Sound familiar? Injuries are not only problems in themselves but can stop a fitness plan dead in its tracks. If you want to avoid that fate, Margaret Harvey, DO, an orthopedic surgeon with Plancher Orthopaedics & Sports Medicine (http://plancherortho.com/), offers the following advice.
Start with a warmup. Run in place for a few minutes before stretching, then gently and slowly practice the motions of the exercise to follow.
Don’t skip the stretch. Start stretching slowly and carefully until reaching a point of tension. Hold each stretch for 20 seconds, and then slowly and carefully release it.
Don’t cling to machine handrails. Keep your hands resting lightly on them. The rail death-grip causes a hunched position that can lead to improper spine alignment.
Cross train.
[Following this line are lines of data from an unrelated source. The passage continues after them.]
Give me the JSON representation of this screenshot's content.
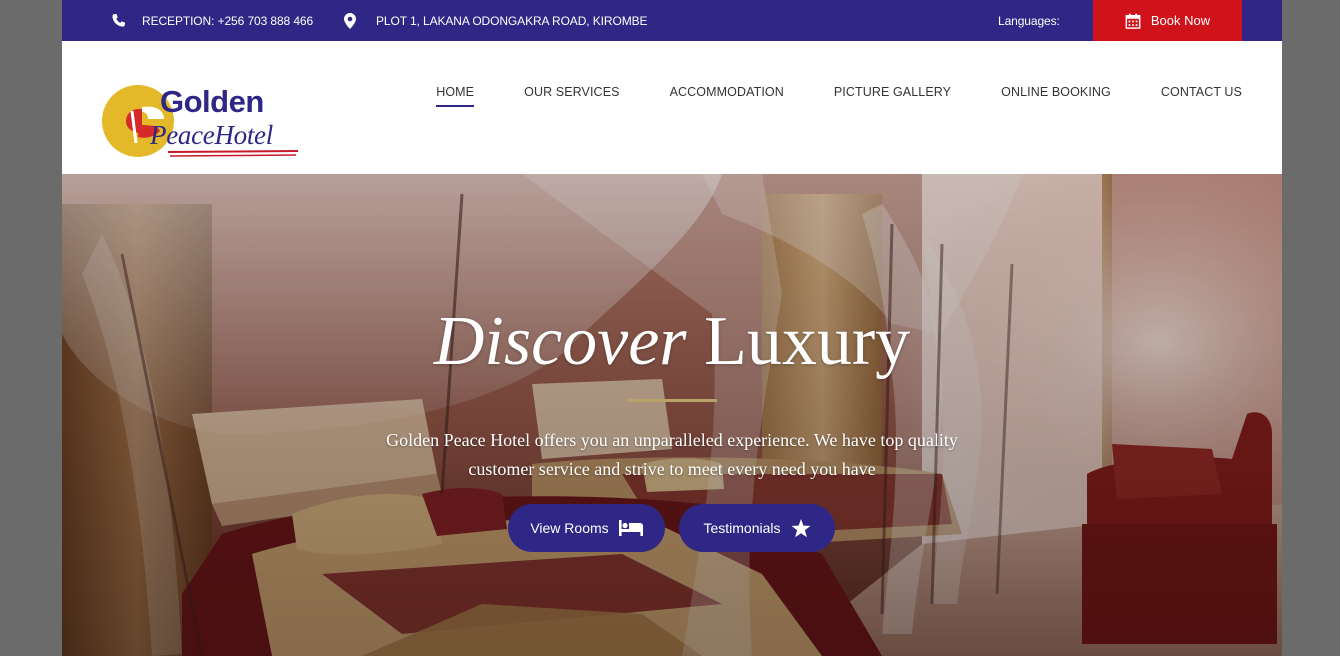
{
  "topbar": {
    "reception": "RECEPTION: +256 703 888 466",
    "address": "PLOT 1, LAKANA ODONGAKRA ROAD, KIROMBE",
    "languages_label": "Languages:",
    "book_now": "Book Now",
    "phone_icon": "phone-icon",
    "map_icon": "map-marker-icon",
    "calendar_icon": "calendar-icon"
  },
  "logo": {
    "word1": "Golden",
    "word2": "PeaceHotel"
  },
  "nav": {
    "items": [
      {
        "label": "HOME",
        "active": true
      },
      {
        "label": "OUR SERVICES"
      },
      {
        "label": "ACCOMMODATION"
      },
      {
        "label": "PICTURE GALLERY"
      },
      {
        "label": "ONLINE BOOKING"
      },
      {
        "label": "CONTACT US"
      }
    ]
  },
  "hero": {
    "title_italic": "Discover",
    "title_rest": " Luxury",
    "text": "Golden Peace Hotel offers you an unparalleled experience. We have top quality customer service and strive to meet every need you have",
    "view_rooms": "View Rooms",
    "testimonials": "Testimonials",
    "bed_icon": "bed-icon",
    "star_icon": "star-icon"
  },
  "colors": {
    "brand_purple": "#2f2785",
    "book_red": "#d0121b",
    "divider_gold": "#b7a36a"
  }
}
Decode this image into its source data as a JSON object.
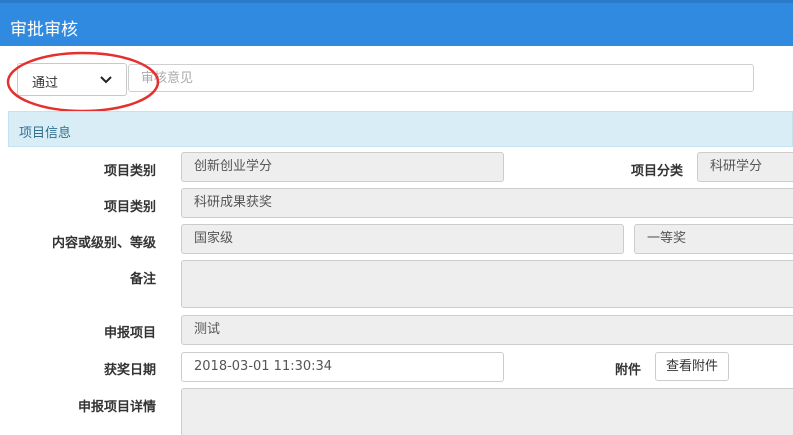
{
  "dialog": {
    "title": "审批审核"
  },
  "review": {
    "decision": "通过",
    "opinion_placeholder": "审核意见"
  },
  "section": {
    "title": "项目信息"
  },
  "fields": {
    "project_category_label": "项目类别",
    "project_category_value": "创新创业学分",
    "project_class_label": "项目分类",
    "project_class_value": "科研学分",
    "project_category2_label": "项目类别",
    "project_category2_value": "科研成果获奖",
    "level_label": "内容或级别、等级",
    "level_value": "国家级",
    "grade_value": "一等奖",
    "remark_label": "备注",
    "remark_value": "",
    "apply_project_label": "申报项目",
    "apply_project_value": "测试",
    "award_date_label": "获奖日期",
    "award_date_value": "2018-03-01 11:30:34",
    "attachment_label": "附件",
    "attachment_button": "查看附件",
    "apply_detail_label": "申报项目详情",
    "apply_detail_value": ""
  },
  "colors": {
    "header_bg": "#2f8ae0",
    "section_bg": "#d9edf7",
    "annotation": "#e53030"
  },
  "icons": {
    "dropdown": "chevron-down-icon"
  }
}
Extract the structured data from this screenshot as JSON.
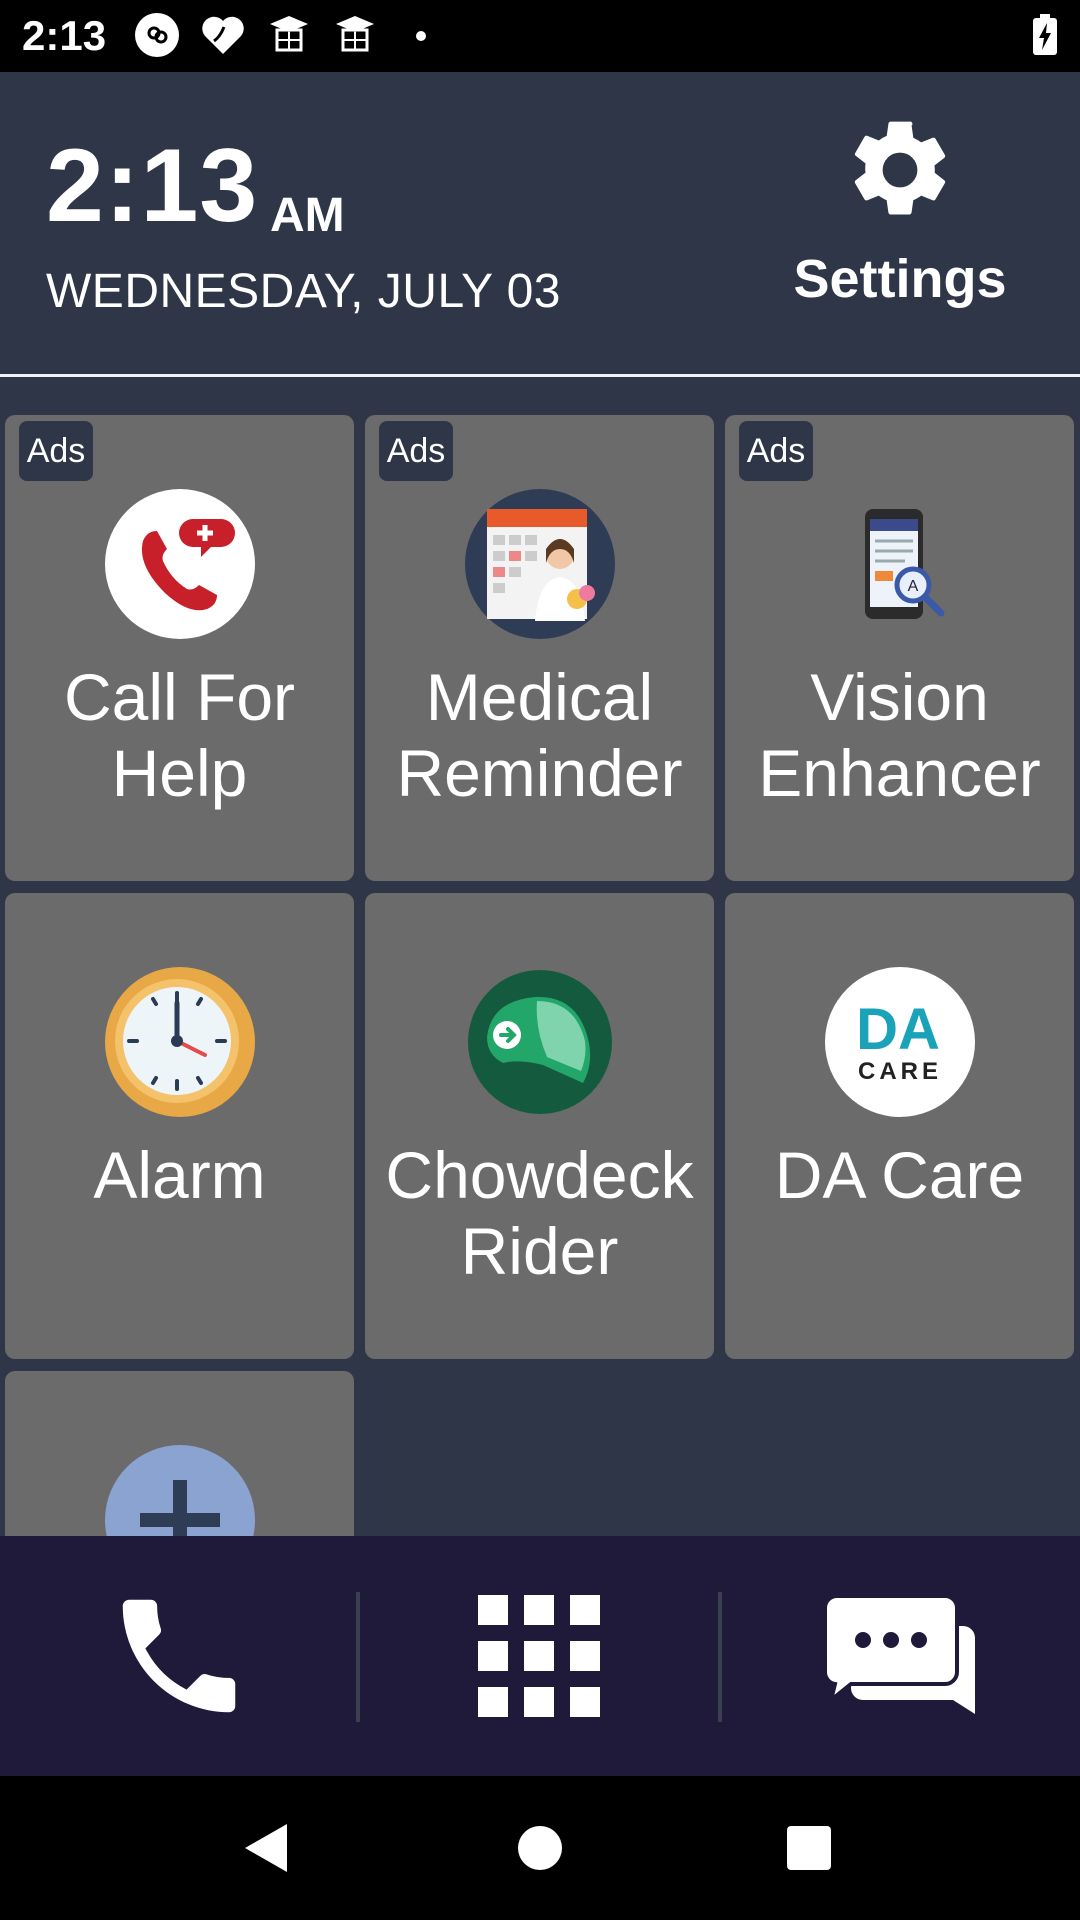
{
  "status_bar": {
    "time": "2:13",
    "icons": [
      "bubble-app-icon",
      "heart-app-icon",
      "graduation-cap-icon",
      "graduation-cap-icon",
      "dot-icon"
    ],
    "battery": "battery-charging-icon"
  },
  "header": {
    "time": "2:13",
    "ampm": "AM",
    "date": "WEDNESDAY, JULY 03",
    "settings_label": "Settings"
  },
  "tiles": [
    {
      "label": "Call For Help",
      "ads": "Ads",
      "icon": "call-for-help-icon"
    },
    {
      "label": "Medical Reminder",
      "ads": "Ads",
      "icon": "medical-reminder-icon"
    },
    {
      "label": "Vision Enhancer",
      "ads": "Ads",
      "icon": "vision-enhancer-icon"
    },
    {
      "label": "Alarm",
      "icon": "alarm-clock-icon"
    },
    {
      "label": "Chowdeck Rider",
      "icon": "chowdeck-helmet-icon"
    },
    {
      "label": "DA Care",
      "icon": "da-care-icon",
      "logo_text": "DA",
      "logo_subtext": "CARE"
    },
    {
      "label": "",
      "icon": "add-icon"
    }
  ],
  "bottom_bar": [
    "phone-icon",
    "app-grid-icon",
    "messages-icon"
  ],
  "nav_bar": [
    "back-icon",
    "home-icon",
    "recents-icon"
  ],
  "colors": {
    "background": "#2e3648",
    "tile": "#6b6b6b",
    "bottom_bar": "#201a3a",
    "accent_red": "#c8202a",
    "da_teal": "#1aa3b8"
  }
}
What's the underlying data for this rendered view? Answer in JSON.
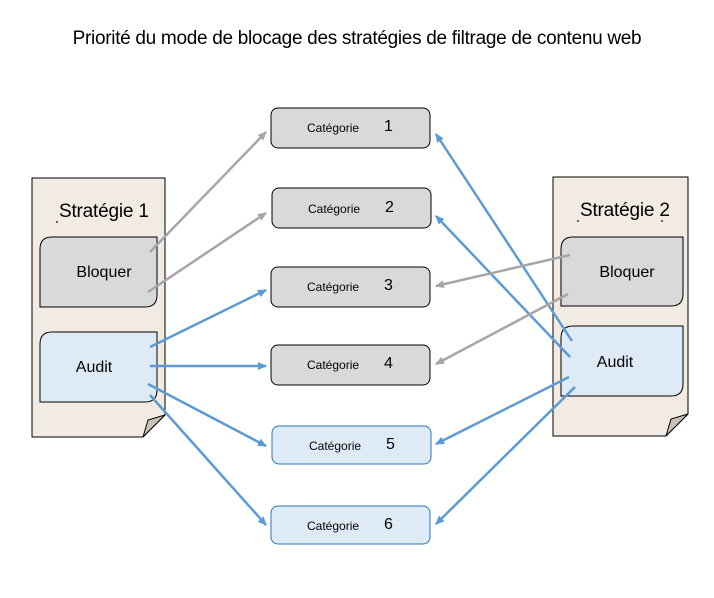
{
  "title": "Priorité du mode de blocage des stratégies de filtrage de contenu web",
  "colors": {
    "doc_fill": "#f2ebe3",
    "block_fill": "#d9d9d9",
    "audit_fill": "#deebf7",
    "gray_arrow": "#a6a6a6",
    "blue_arrow": "#5b9bd5",
    "audit_border": "#2e75b6",
    "outline": "#000000"
  },
  "policies": [
    {
      "id": "policy1",
      "label": "Stratégie 1",
      "block_label": "Bloquer",
      "audit_label": "Audit"
    },
    {
      "id": "policy2",
      "label": "Stratégie 2",
      "block_label": "Bloquer",
      "audit_label": "Audit"
    }
  ],
  "categories": [
    {
      "label": "Catégorie",
      "number": "1",
      "mode": "block"
    },
    {
      "label": "Catégorie",
      "number": "2",
      "mode": "block"
    },
    {
      "label": "Catégorie",
      "number": "3",
      "mode": "block"
    },
    {
      "label": "Catégorie",
      "number": "4",
      "mode": "block"
    },
    {
      "label": "Catégorie",
      "number": "5",
      "mode": "audit"
    },
    {
      "label": "Catégorie",
      "number": "6",
      "mode": "audit"
    }
  ],
  "connections": [
    {
      "from": "policy1.block",
      "to": "category1",
      "kind": "block"
    },
    {
      "from": "policy1.block",
      "to": "category2",
      "kind": "block"
    },
    {
      "from": "policy1.audit",
      "to": "category3",
      "kind": "audit"
    },
    {
      "from": "policy1.audit",
      "to": "category4",
      "kind": "audit"
    },
    {
      "from": "policy1.audit",
      "to": "category5",
      "kind": "audit"
    },
    {
      "from": "policy1.audit",
      "to": "category6",
      "kind": "audit"
    },
    {
      "from": "policy2.block",
      "to": "category3",
      "kind": "block"
    },
    {
      "from": "policy2.block",
      "to": "category4",
      "kind": "block"
    },
    {
      "from": "policy2.audit",
      "to": "category1",
      "kind": "audit"
    },
    {
      "from": "policy2.audit",
      "to": "category2",
      "kind": "audit"
    },
    {
      "from": "policy2.audit",
      "to": "category5",
      "kind": "audit"
    },
    {
      "from": "policy2.audit",
      "to": "category6",
      "kind": "audit"
    }
  ]
}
Switching from one activity to another prevents mental burnout and since different activities target slightly different muscle groups, the result is more comprehensive conditioning.
Focus on muscle groups. The best exercises are those that work several muscles at the same time–not just the biceps or the abs, let’s say–to build functional strength. Wait at least 48 hours before working the same muscle group again.
Pay attention to your shoes. If you play a sport more than three times a week, get the right shoes for that activity. Regular exercisers should replace their shoes every twelve months or at the first signs or wear (running shoes should be replaced every 480 to 800 kilometers).
Accept your limitations. The bodily changes of aging leaves people more vulnerable to injury. Keep going to the gym, but use more caution as you get older to protect your body.
Consider hiring a professional.Signing up with a personal trainer, even for just a couple of sessions, may pay off in fewer injuries through machine misuse down the road. And use the mirrors, if available, to monitor your form and technique.